The first cultivated hamburger, produced by Mark Post at Maastricht University in 2013, cost $330,000. By 2023, companies were quoting production costs around $30-50 per pound. In 2026, the most efficient producers claim costs below $10 per pound for chicken, approaching the range where blended products (part cultivated, part plant-based) can compete with conventional meat in food service. The cost reduction has come from three main advances: cheaper growth media that replace expensive pharmaceutical-grade ingredients with food-grade alternatives, larger bioreactors that improve economies of scale, and continuous harvesting processes that increase throughput.

Environmental Claims Under Scrutiny

The environmental case for cultivated meat is intuitive: no feedlots, no methane-belching cattle, no deforestation for grazing land. But a 2023 life-cycle analysis from UC Davis complicated the narrative, finding that cultivated meat produced using current pharma-grade processes could have a higher carbon footprint than conventional beef. The industry pushed back, noting that the study used outdated production assumptions. More recent analyses using food-grade inputs and renewable energy show a substantially lower footprint, but the debate continues. Animals with Best Hearing: From Bats to Dolphins—Nature’s Acoustic Masters addresses related questions about sustainability claims in emerging technologies.

Consumer Acceptance Is the Wild Card

Technical feasibility and regulatory approval mean nothing if people refuse to eat the product. Surveys show divided public opinion: about 40-50% of consumers in Western countries say they would try cultivated meat, with younger demographics significantly more open. Taste tests conducted by companies like Upside Foods and Aleph Farms consistently show that consumers cannot distinguish cultivated meat from conventional in blind trials. The biggest barrier may be psychological, a sense of unnaturalness that marketing alone cannot overcome. Naming matters too: “cultivated” tested far better than “lab-grown” in consumer research.

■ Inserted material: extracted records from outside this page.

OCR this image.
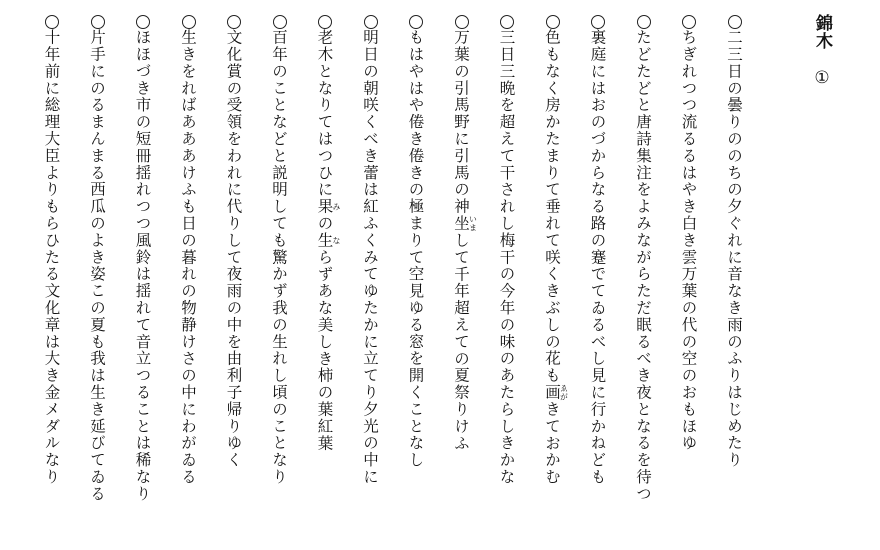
錦木
①
二三日の曇りののちの夕ぐれに音なき雨のふりはじめたり
ちぎれつつ流るるはやき白き雲万葉の代の空のおもほゆ
たどたどと唐詩集注をよみながらただ眠るべき夜となるを待つ
裏庭にはおのづからなる路の蹇でてゐるべし見に行かねども
色もなく房かたまりて垂れて咲くきぶしの花も画ゑがきておかむ
三日三晩を超えて干されし梅干の今年の味のあたらしきかな
万葉の引馬野に引馬の神坐いまして千年超えての夏祭りけふ
もはやはや倦き倦きの極まりて空見ゆる窓を開くことなし
明日の朝咲くべき蕾は紅ふくみてゆたかに立てり夕光の中に
老木となりてはつひに果みの生ならずあな美しき柿の葉紅葉
百年のことなどと説明しても驚かず我の生れし頃のことなり
文化賞の受領をわれに代りして夜雨の中を由利子帰りゆく
生きをればあああけふも日の暮れの物静けさの中にわがゐる
ほほづき市の短冊揺れつつ風鈴は揺れて音立つることは稀なり
片手にのるまんまる西瓜のよき姿この夏も我は生き延びてゐる
十年前に総理大臣よりもらひたる文化章は大き金メダルなり
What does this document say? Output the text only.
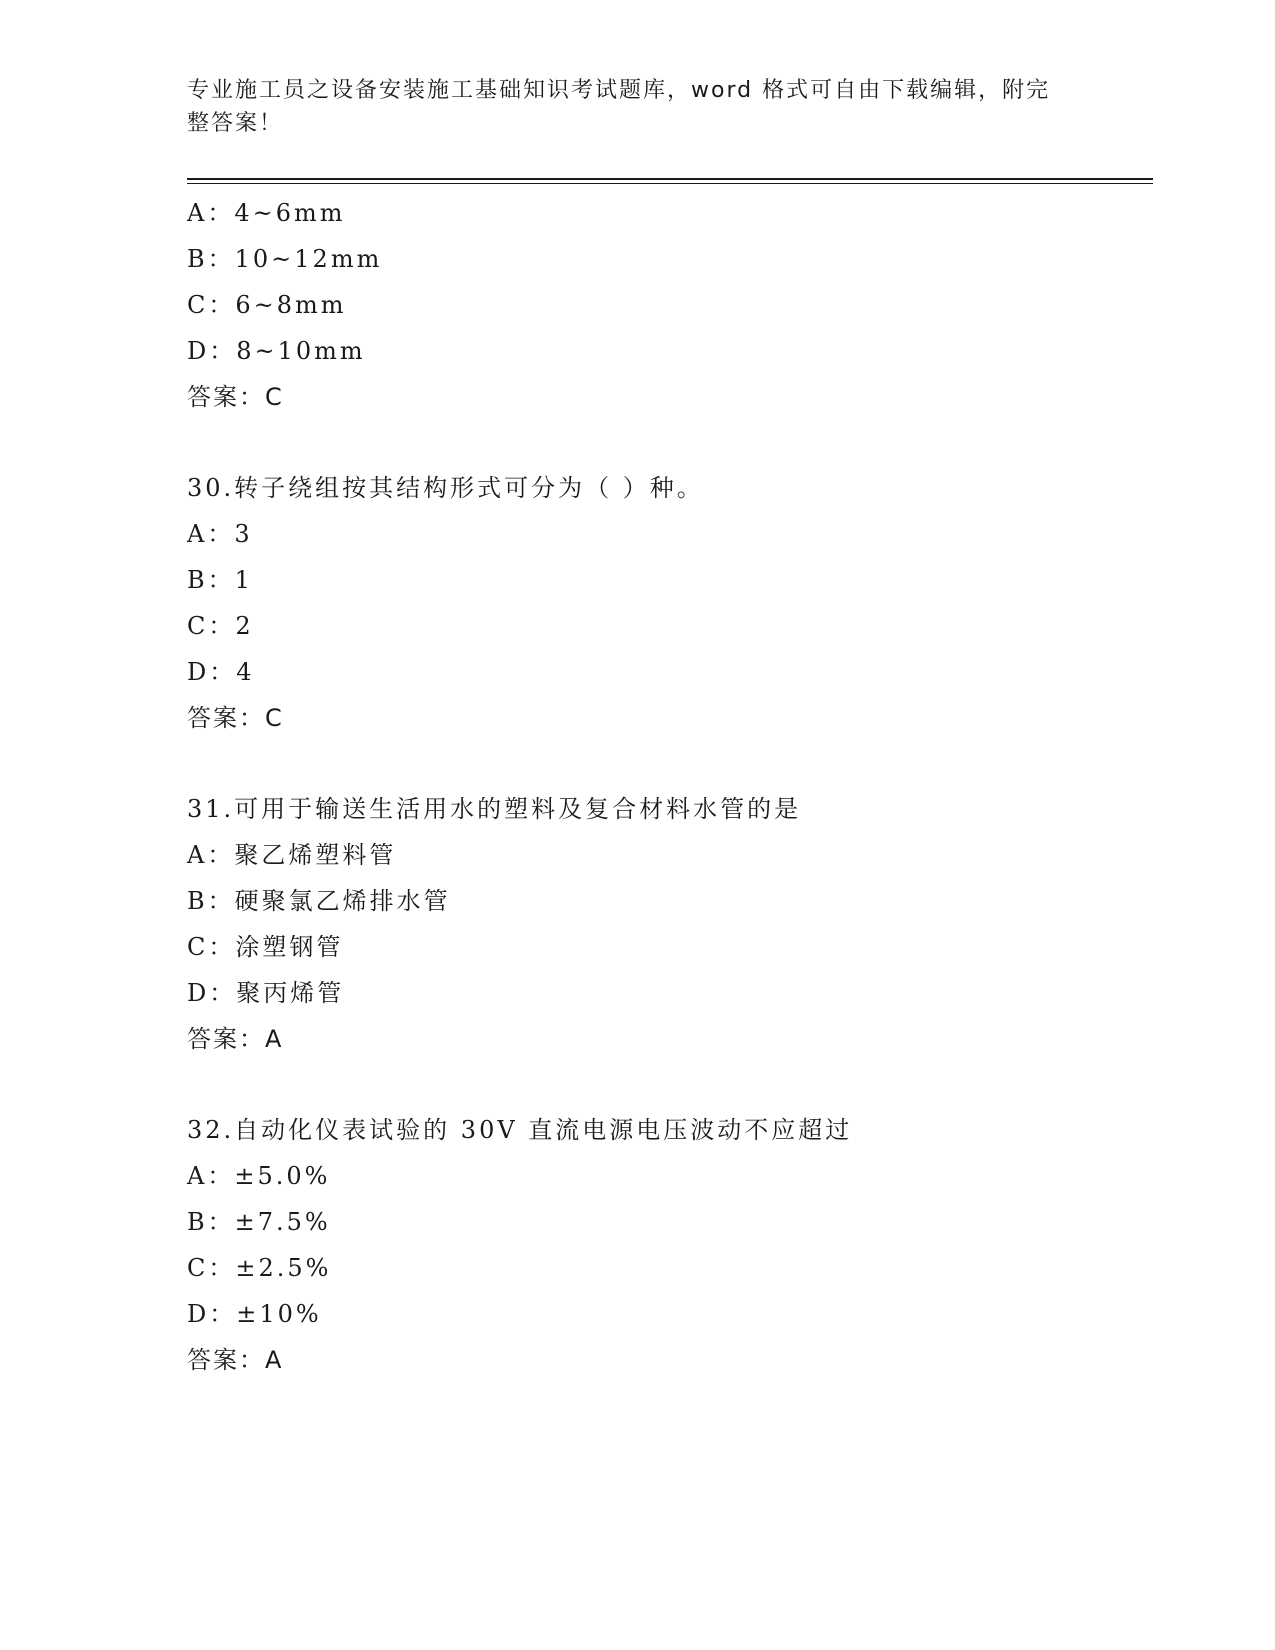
专业施工员之设备安装施工基础知识考试题库，word 格式可自由下载编辑，附完整答案！
A：4~6mm
B：10~12mm
C：6~8mm
D：8~10mm
答案：C
30.转子绕组按其结构形式可分为（ ）种。
A：3
B：1
C：2
D：4
答案：C
31.可用于输送生活用水的塑料及复合材料水管的是
A：聚乙烯塑料管
B：硬聚氯乙烯排水管
C：涂塑钢管
D：聚丙烯管
答案：A
32.自动化仪表试验的 30V 直流电源电压波动不应超过
A：±5.0%
B：±7.5%
C：±2.5%
D：±10%
答案：A
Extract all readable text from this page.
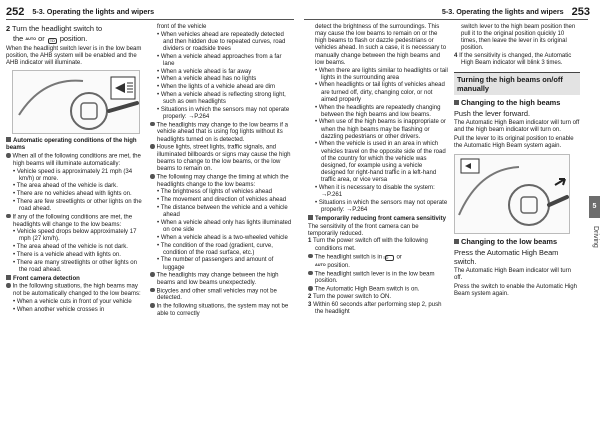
252 5-3. Operating the lights and wipers

2 Turn the headlight switch to

the AUTO or ≡D position.

When the headlight switch lever is in the low beam position, the AHB system will be enabled and the AHB indicator will illuminate.

Automatic operating conditions of the high beams

When all of the following conditions are met, the high beams will illuminate automatically:

• Vehicle speed is approximately 21 mph (34 km/h) or more.

• The area ahead of the vehicle is dark.

• There are no vehicles ahead with lights on.

• There are few streetlights or other lights on the road ahead.

If any of the following conditions are met, the headlights will change to the low beams:

• Vehicle speed drops below approximately 17 mph (27 km/h).

• The area ahead of the vehicle is not dark.

• There is a vehicle ahead with lights on.

• There are many streetlights or other lights on the road ahead.

Front camera detection

In the following situations, the high beams may not be automatically changed to the low beams:

• When a vehicle cuts in front of your vehicle

• When another vehicle crosses in

front of the vehicle

• When vehicles ahead are repeatedly detected and then hidden due to repeated curves, road dividers or roadside trees

• When a vehicle ahead approaches from a far lane

• When a vehicle ahead is far away

• When a vehicle ahead has no lights

• When the lights of a vehicle ahead are dim

• When a vehicle ahead is reflecting strong light, such as own headlights

• Situations in which the sensors may not operate properly: →P.264

The headlights may change to the low beams if a vehicle ahead that is using fog lights without its headlights turned on is detected.

House lights, street lights, traffic signals, and illuminated billboards or signs may cause the high beams to change to the low beams, or the low beams to remain on.

The following may change the timing at which the headlights change to the low beams:

• The brightness of lights of vehicles ahead

• The movement and direction of vehicles ahead

• The distance between the vehicle and a vehicle ahead

• When a vehicle ahead only has lights illuminated on one side

• When a vehicle ahead is a two-wheeled vehicle

• The condition of the road (gradient, curve, condition of the road surface, etc.)

• The number of passengers and amount of luggage

The headlights may change between the high beams and low beams unexpectedly.

Bicycles and other small vehicles may not be detected.

In the following situations, the system may not be able to correctly

5-3. Operating the lights and wipers 253

detect the brightness of the surroundings. This may cause the low beams to remain on or the high beams to flash or dazzle pedestrians or vehicles ahead. In such a case, it is necessary to manually change between the high beams and low beams.

• When there are lights similar to headlights or tail lights in the surrounding area

• When headlights or tail lights of vehicles ahead are turned off, dirty, changing color, or not aimed properly

• When the headlights are repeatedly changing between the high beams and low beams.

• When use of the high beams is inappropriate or when the high beams may be flashing or dazzling pedestrians or other drivers.

• When the vehicle is used in an area in which vehicles travel on the opposite side of the road of the country for which the vehicle was designed, for example using a vehicle designed for right-hand traffic in a left-hand traffic area, or vice versa

• When it is necessary to disable the system: →P.261

• Situations in which the sensors may not operate properly: →P.264

Temporarily reducing front camera sensitivity

The sensitivity of the front camera can be temporarily reduced.

1 Turn the power switch off with the following conditions met.

The headlight switch is in ≡D or

AUTO position.

The headlight switch lever is in the low beam position.

The Automatic High Beam switch is on.

2 Turn the power switch to ON.

3 Within 60 seconds after performing step 2, push the headlight

switch lever to the high beam position then pull it to the original position quickly 10 times, then leave the lever in its original position.

4 If the sensitivity is changed, the Automatic High Beam indicator will blink 3 times.

Turning the high beams on/off manually

Changing to the high beams

Push the lever forward.

The Automatic High Beam indicator will turn off and the high beam indicator will turn on.

Pull the lever to its original position to enable the Automatic High Beam system again.

Changing to the low beams

Press the Automatic High Beam switch.

The Automatic High Beam indicator will turn off.

Press the switch to enable the Automatic High Beam system again.

5
Driving
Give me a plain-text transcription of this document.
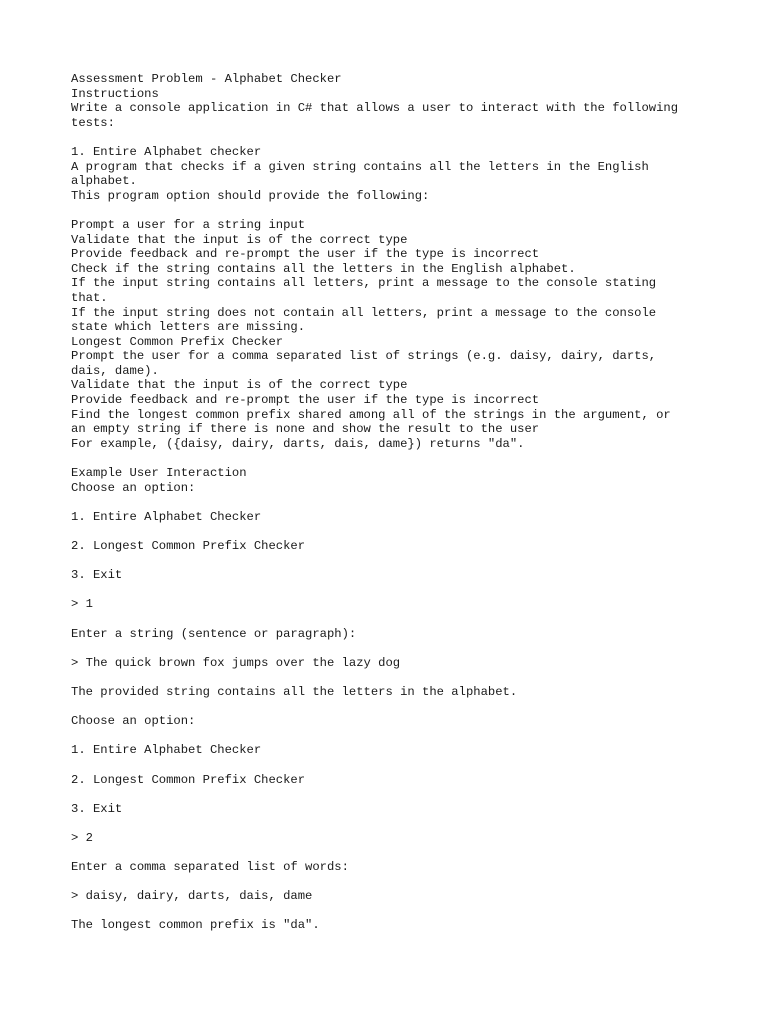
Assessment Problem - Alphabet Checker
Instructions
Write a console application in C# that allows a user to interact with the following
tests:
1. Entire Alphabet checker
A program that checks if a given string contains all the letters in the English
alphabet.
This program option should provide the following:
Prompt a user for a string input
Validate that the input is of the correct type
Provide feedback and re-prompt the user if the type is incorrect
Check if the string contains all the letters in the English alphabet.
If the input string contains all letters, print a message to the console stating
that.
If the input string does not contain all letters, print a message to the console
state which letters are missing.
Longest Common Prefix Checker
Prompt the user for a comma separated list of strings (e.g. daisy, dairy, darts,
dais, dame).
Validate that the input is of the correct type
Provide feedback and re-prompt the user if the type is incorrect
Find the longest common prefix shared among all of the strings in the argument, or
an empty string if there is none and show the result to the user
For example, ({daisy, dairy, darts, dais, dame}) returns "da".
Example User Interaction
Choose an option:
1. Entire Alphabet Checker
2. Longest Common Prefix Checker
3. Exit
> 1
Enter a string (sentence or paragraph):
> The quick brown fox jumps over the lazy dog
The provided string contains all the letters in the alphabet.
Choose an option:
1. Entire Alphabet Checker
2. Longest Common Prefix Checker
3. Exit
> 2
Enter a comma separated list of words:
> daisy, dairy, darts, dais, dame
The longest common prefix is "da".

What This Means for Traditional Agriculture

Farmers and ranchers understandably view cultivated meat with suspicion. Industry groups have lobbied for labelling restrictions and even outright bans: Italy passed legislation prohibiting cultivated meat sales in 2023, and several US states have introduced similar bills. The counterargument is that cultivated meat will supplement, not replace, traditional farming for decades. Global meat demand is projected to grow 14% by 2030, driven by rising incomes in developing countries. Even optimistic projections give cultivated meat less than 5% market share by 2035. The technology creates options; it does not eliminate an industry overnight.